Kenya's trade with African nations has flourished, with earnings from exports exceeding expenditure on imports by a record Sh164.04 billion in 2023.

This news, based on provisional data from the Central Bank of Kenya (CBK), strengthens the government's push for deeper market integration across the continent.

The value of Kenyan goods sold to other African countries surged by 22.99 per cent last year, reaching Sh431.89 billion compared to Sh351.16 billion in 2022.

This positive trend coincided with a minimal rise in import expenditure, which grew by a mere 0.31 per cent to Sh267.86 billion.

The significant increase in the trade surplus – nearly doubling (94.98 per cent) from Sh84.13 billion in 2022 – can be attributed to the relatively flat import figures.

This marks the slimmest rise in import value since the decline caused by the Covid-19 pandemic in 2020.

An analysis of key economic indicators for 2023 suggests that Kenyan exports benefited from a surge in demand for specific products.

Cement clinkers, lubricants, wheat flour, food preparations, and re-exports of kerosene-type jet fuel all saw a significant rise in demand from African nations.

Uganda, the Democratic Republic of the Congo, Tanzania, Egypt, Somalia, and South Sudan were identified as major contributors to this increased demand.

President William Ruto has been a vocal advocate for removing trade barriers within Africa. He believes that integrating regional trading blocs will facilitate the movement of goods, services, and labour across the continent.
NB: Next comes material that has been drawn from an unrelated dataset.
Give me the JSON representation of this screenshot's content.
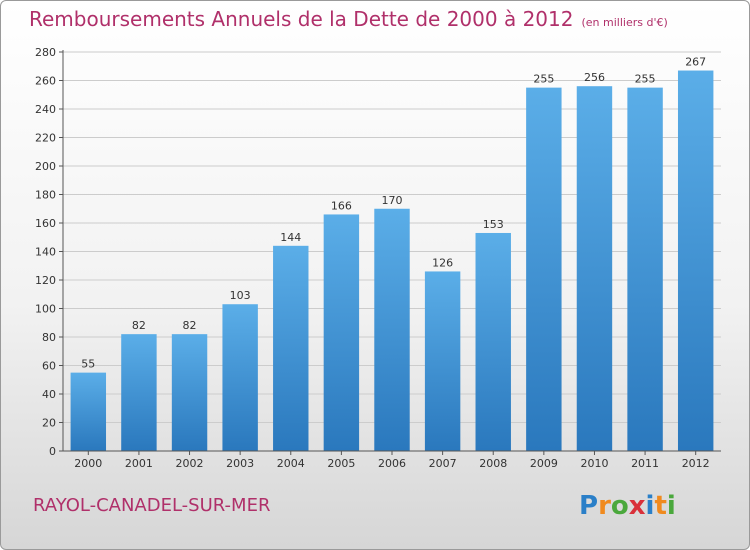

This vision aligns with the ambitious African Continental Free Trade Agreement (AfCFTA), which aims to create the world's largest single market.

With an estimated population of 1.4 billion people and a combined economic output exceeding $3 trillion (approximately Sh474 trillion based on current conversion rates), the AfCFTA presents a significant opportunity for economic growth across Africa.